ABSTRACT

The transdisciplinary field of Peace and Conflict Studies has championed the cause of equality and peace, yet often bases its analysis in unacknowledged traditions of the critical left. Intellectual traditions from Marxism to anarchism are based in an understanding of structural inequality that are pervasive and relatively unchanged since their inception in the 1850s. From these intellectual roots, a host of liberatory, democratic, and peace-centric perspectives have emerged from feminist analysis to Occupied-inspired anti-capitalist critique.

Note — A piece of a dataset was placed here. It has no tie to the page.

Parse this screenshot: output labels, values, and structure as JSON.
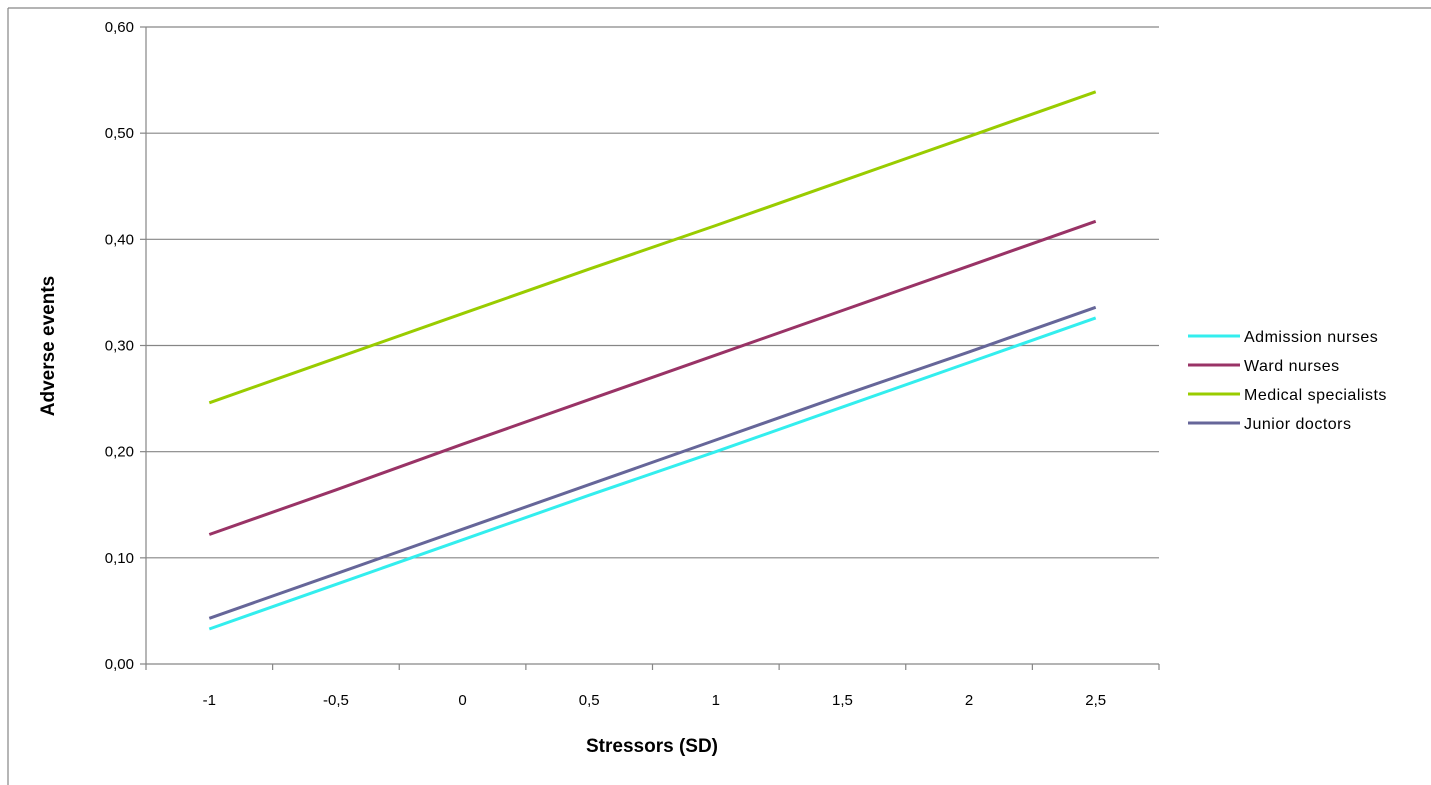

While the Marxist framework is firmly rooted in a stoic structuralism, these foundational concepts are extended through the work of neo-Marxists and poststructuralists to understand the nature of power and oppression as deterritorialized, boundless, fluid, and malleable. The following deconstructive, genealogical history traces Peace Studies’ understanding of the relationship between structure and violence through a variety of core areas including basic human needs, statehood, culture, ideology, and the question of whether violent inequality is inherent in the State. The discussion of the red-to-black spectrum aims to move beyond issues of disciplinary taxonomy and instead reengage with broader, epistemological questions regarding violence, peace, domination, hierarchy, and democratic governance. This chapter seeks to trace the history of a structural analysis embedded in peace and conflict, from the early libertarianism of Marx, up until the modern anthropologists and poststructural peace theorists.